If the process is going to rely on a roadmap and enforcement mechanisms, then the roadmap must be
tied to real deeds that are meaningful for the process, including a real settlement freeze, a real end to Palestinian
terror and disbanding of groups that are committed to terror. The penalties for failure to comply must be real, and
there must be a willingness to enforce them. This is clearly unrealistic. Nobody is going to send large numbers of
troops to enforce a peace settlement here, and even if they did, the "settlement" would disintegrate as soon as the
troops left. The most we can expect is veiled expressions of diplomatic displeasure or threats to cut off aid that is
spent on settlements or suicide belts - but only threats. Israeli-USA face offs in the future will look quite a bit like
the face offs with the Begin and Shamir administrations. Behind the scenes Americans will discuss courageous scenarios,
and State Department officials will say "F--- the Jews, they didn't vote for us." But in public, everyone will come out
smiling and lauding the firm ties between the USA and Israel.

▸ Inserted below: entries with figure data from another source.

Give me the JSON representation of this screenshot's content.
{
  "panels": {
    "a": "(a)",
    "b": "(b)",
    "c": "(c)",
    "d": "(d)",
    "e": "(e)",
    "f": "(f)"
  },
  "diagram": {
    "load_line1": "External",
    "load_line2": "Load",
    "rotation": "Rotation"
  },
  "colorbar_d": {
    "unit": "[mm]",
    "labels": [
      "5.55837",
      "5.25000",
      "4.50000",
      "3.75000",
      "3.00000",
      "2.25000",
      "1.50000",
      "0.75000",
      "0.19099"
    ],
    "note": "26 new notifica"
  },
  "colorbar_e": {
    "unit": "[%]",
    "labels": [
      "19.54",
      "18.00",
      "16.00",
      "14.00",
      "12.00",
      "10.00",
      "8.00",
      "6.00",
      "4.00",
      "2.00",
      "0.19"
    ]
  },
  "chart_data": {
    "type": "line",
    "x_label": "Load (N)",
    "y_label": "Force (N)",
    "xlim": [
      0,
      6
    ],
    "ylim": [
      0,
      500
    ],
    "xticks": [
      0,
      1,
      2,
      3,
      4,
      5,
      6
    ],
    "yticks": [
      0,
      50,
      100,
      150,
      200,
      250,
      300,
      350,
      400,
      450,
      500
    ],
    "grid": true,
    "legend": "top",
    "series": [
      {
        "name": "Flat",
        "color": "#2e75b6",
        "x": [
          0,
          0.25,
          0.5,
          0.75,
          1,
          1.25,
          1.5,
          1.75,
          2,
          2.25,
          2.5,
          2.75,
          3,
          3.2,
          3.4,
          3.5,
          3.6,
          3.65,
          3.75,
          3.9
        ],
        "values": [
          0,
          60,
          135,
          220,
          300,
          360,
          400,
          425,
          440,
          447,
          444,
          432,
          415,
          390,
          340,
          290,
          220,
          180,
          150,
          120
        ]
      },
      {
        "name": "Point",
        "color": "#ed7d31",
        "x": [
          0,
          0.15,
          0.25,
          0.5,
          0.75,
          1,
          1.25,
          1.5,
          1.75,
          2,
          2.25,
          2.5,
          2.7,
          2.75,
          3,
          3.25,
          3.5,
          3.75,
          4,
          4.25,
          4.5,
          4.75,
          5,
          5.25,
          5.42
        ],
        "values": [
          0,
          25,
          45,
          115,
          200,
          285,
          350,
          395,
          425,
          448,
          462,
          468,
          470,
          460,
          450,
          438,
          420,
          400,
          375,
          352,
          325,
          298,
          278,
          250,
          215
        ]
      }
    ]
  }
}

The USA is not going to turn on its best ally in the Middle East, and would not do so even if there were no Jews in the
United States. Both the EU and the USA have invested too much in Yasser Arafat and the PNA to abandon them entirely as
well. The UN can hardly abandon or chastise the PLO after
recognizing enthroning it as the "only legitimate representative of the Palestinian people."
Paper enforcement mechanisms will remain on paper.
What is needed is a commitment by both sides to real peace. That will not happen until both the
people and the leadership are really convinced that there is no other way, and the "audience," the Americans and the
Europeans and the UN, are no longer willing to let themselves be fooled by a make-believe peace process, and are willing
to invest their prestige and money in popularizing peace and in empowering moderates in both societies. Making believe
there is no problem at all invites disaster. Acquiescing in cosmetic changes in the Palestine Authority and calling
Ariel Sharon a man of peace are steps in the wrong direction.